Sinistra vincente solo se riesce ad aprire la porta alla società
La Repubblica-Il Lavoro – 9 Luglio 2012 – Finalmente si è aperto il dibattito sul centrosinistra del futuro. Sono intervenuti anche i Sindaci di Genova e Milano, Marco Doria e Giuliano Pisapia: l’alleanza “non può che essere quella che ci ha permesso di vincere le elezioni a Genova e a Milano”, un’alleanza “che non si chiuda in se stessa ma si apra al confronto con la società”, che “lavori sui contenuti” per dialogare con gli italiani e stabilire “rapporti non subalterni con forze moderate”, cioè con l’Udc. Intervento utile perché oggi l’alleanza di centrosinistra non c’è: è una coalizione territoriale che vince sì le amministrative, ma su un terreno friabile che può rapidamente sprofondare, perché non ha uno slancio innovatore e una proiezione nazionale. Il tema è stato posto con ancora maggior nettezza da Mario Tronti sull’Unità: “per un centrosinistra diverso è indispensabile una sinistra diversa”, occorre cioè “superare le due sinistre” nate dopo l’89, quella contestatrice e quella neoliberista, perché entrambe “fallimentari”, e aprire un processo unitario. E’ il punto su cui si è registrata la convergenza tra il leader di Sel Nichi Vendola (serve “una sinistra nuova e unitaria, moderna e legata alle sue radici vitali”) e il dirigente del Pd Nicola Latorre (occorre “unire i progressisti nello stesso soggetto politico”). Ora il dibattito deve concentrarsi sulla base programmatica e ideale della sinistra: il “lavoro sui contenuti” (e, aggiungo, su una carta dei valori) è indispensabile perché la sinistra sia un campo ben definito, che si allei e faccia un compromesso con l’Udc ma non ne sia gregario, non le consegni cioè, con una resa, la cifra culturale della coalizione.
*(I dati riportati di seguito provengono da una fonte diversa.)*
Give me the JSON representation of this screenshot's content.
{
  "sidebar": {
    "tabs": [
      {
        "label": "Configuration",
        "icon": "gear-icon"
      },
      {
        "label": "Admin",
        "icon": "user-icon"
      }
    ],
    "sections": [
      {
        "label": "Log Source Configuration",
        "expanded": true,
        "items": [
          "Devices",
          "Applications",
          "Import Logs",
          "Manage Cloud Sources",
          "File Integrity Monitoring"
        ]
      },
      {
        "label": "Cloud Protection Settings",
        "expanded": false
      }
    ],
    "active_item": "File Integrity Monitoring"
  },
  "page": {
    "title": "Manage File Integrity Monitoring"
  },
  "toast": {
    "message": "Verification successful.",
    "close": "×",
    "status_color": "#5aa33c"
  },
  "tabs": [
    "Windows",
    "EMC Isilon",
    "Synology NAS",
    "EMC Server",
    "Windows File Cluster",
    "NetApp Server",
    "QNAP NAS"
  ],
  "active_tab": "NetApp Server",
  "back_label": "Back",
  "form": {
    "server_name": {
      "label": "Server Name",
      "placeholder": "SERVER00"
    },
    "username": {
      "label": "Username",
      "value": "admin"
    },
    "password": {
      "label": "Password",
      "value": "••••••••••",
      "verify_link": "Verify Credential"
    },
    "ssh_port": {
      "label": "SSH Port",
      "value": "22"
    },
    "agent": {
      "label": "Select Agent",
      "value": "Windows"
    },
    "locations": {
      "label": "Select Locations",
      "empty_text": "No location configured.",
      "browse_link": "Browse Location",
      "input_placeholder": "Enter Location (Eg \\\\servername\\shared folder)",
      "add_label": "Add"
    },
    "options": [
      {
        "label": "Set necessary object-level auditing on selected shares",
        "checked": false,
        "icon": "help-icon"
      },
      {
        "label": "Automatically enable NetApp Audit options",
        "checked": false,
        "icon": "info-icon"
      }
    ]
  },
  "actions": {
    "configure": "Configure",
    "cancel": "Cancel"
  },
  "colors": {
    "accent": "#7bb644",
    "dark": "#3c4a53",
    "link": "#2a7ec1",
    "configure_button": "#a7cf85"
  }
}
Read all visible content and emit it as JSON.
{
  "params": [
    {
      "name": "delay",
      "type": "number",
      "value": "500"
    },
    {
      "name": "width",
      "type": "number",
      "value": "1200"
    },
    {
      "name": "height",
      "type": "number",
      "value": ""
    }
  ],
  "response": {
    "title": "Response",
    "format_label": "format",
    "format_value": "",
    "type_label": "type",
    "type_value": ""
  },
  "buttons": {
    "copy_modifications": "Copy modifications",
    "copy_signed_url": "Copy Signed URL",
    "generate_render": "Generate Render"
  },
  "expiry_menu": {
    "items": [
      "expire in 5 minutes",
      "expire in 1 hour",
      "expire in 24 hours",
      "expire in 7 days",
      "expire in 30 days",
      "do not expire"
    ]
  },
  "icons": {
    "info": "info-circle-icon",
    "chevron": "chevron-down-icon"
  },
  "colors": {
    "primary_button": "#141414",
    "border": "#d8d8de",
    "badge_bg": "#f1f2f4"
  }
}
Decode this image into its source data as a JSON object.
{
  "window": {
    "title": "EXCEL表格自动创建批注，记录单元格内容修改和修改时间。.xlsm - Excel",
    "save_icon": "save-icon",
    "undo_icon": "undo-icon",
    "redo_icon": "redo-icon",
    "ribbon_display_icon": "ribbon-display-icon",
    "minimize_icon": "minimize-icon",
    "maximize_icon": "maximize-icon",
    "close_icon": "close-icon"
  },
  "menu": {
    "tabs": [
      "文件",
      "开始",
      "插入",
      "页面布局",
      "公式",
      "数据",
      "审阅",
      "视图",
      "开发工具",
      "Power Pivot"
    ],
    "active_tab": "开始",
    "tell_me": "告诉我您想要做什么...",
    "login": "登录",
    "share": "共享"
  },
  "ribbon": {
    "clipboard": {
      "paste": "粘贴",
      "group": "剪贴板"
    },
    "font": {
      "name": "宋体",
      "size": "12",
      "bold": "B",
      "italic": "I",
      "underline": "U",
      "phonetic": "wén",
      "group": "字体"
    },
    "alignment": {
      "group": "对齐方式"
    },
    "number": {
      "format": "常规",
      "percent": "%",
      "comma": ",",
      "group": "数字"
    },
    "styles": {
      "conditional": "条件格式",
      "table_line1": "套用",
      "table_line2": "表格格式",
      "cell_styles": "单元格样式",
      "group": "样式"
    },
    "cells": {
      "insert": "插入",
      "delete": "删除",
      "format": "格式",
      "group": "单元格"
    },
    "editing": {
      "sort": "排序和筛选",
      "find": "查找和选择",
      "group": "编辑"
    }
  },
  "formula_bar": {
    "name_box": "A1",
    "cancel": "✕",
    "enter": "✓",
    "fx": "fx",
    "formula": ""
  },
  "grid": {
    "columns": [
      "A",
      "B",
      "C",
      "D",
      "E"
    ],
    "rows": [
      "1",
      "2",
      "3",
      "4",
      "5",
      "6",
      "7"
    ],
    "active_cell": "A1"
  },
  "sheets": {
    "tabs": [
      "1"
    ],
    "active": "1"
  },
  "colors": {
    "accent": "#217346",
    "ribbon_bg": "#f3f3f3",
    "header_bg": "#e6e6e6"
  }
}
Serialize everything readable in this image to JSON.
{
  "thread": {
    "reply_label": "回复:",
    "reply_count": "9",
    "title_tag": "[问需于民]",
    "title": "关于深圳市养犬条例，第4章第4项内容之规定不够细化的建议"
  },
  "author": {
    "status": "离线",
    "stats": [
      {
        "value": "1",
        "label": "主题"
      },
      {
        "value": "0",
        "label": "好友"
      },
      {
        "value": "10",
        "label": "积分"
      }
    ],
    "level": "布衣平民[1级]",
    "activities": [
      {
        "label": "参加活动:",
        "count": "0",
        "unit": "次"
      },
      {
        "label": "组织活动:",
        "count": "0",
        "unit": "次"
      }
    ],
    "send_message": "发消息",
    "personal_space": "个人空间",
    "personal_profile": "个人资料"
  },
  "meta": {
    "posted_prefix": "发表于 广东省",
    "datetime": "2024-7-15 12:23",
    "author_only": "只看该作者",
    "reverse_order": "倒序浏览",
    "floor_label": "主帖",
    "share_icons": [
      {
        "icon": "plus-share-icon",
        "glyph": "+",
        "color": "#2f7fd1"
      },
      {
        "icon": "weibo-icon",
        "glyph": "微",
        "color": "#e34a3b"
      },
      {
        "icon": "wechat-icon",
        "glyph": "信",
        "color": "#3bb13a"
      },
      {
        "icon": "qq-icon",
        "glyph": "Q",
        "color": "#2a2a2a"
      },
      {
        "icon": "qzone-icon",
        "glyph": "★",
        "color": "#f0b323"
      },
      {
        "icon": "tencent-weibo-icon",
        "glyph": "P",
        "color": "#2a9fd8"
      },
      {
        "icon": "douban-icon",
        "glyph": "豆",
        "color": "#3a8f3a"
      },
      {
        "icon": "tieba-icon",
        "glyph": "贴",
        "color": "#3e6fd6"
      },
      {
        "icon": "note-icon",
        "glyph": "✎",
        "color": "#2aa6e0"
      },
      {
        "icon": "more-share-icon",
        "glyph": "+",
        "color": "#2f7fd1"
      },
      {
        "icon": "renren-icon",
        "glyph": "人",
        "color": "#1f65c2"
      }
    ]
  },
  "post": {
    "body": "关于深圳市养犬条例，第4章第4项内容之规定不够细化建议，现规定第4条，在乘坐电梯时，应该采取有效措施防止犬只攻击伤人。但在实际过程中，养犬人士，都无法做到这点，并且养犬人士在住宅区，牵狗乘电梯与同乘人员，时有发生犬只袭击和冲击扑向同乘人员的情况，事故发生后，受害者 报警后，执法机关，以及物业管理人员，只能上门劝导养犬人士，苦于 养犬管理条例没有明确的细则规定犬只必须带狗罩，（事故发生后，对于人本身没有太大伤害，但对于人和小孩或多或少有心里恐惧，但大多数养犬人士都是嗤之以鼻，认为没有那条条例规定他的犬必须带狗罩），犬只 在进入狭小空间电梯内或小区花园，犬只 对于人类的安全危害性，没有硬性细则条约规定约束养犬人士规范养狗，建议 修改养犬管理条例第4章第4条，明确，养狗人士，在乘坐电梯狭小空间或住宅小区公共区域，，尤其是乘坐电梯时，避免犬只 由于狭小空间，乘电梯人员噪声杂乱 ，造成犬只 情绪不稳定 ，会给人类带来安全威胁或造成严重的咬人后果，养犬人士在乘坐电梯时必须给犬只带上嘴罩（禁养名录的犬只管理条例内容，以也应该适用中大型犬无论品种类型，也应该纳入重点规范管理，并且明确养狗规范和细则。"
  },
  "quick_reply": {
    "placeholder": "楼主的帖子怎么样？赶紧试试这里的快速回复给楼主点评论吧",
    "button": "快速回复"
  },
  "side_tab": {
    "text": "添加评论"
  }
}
La questione chiave è l’alternativa al paradigma del Governo Monti: un governo tecnico che è in realtà molto politico, con una filosofia ispirata al neoliberismo. La sua premessa è che il debito è causato dallo Stato sociale, non dalle speculazioni finanziarie sul debito. Ecco perché si smantellano i diritti sociali e l’idea stessa del lavoro come diritto. Il Pd ha tentato di condizionare da sinistra Monti ma il suo tentativo generoso è fallito. Da qui la sua difficoltà, perché un partito che sacrifica troppo a lungo i suoi valori e i suoi legami sociali finisce per soffocare (a meno che non opti, come propone Renzi, per la linea “dell’art. 18 non me ne po’ frega’ de meno”, cioè per la trasformazione del Pd in un partito compiutamente neoliberista). Ma è tutta la sinistra che arranca, perché va resa più chiara l’alternativa al neoliberismo: come rimettere al centro il lavoro e redistribuire la ricchezza, come tenere e riformare il welfare, come delineare un nuovo modo di produzione della ricchezza. Come ancorare cioè la tutela dei diritti alla redditività, in un Paese in declino le cui imprese perdono troppi colpi.
A guardare la scena italiana, preoccupa la permanente anomalia rispetto ai maggiori Paesi europei, nei quali i partiti di destra e di sinistra durano nel tempo e non vanno e vengono come da noi (dove restano solo i leader delle battaglie perse, su questo Renzi ha ragione). Eppure la crisi italiana non può che essere sfidata con agganci politici e culturali di tipo europeo. Dopo il governo tecnico serve il ritorno della politica europea. In questo modo anche la discussione programmatica e ideale nella sinistra sarebbe più facile: riconoscersi nel Partito Socialista Europeo e nell’obbiettivo degli Stati uniti d’Europa cambierebbe tutto. Anche se non basterebbe, perché la sinistra italiana deve caratterizzarsi anche per l’apertura alla partecipazione civica e per una rinuncia forte ai privilegi dei politici.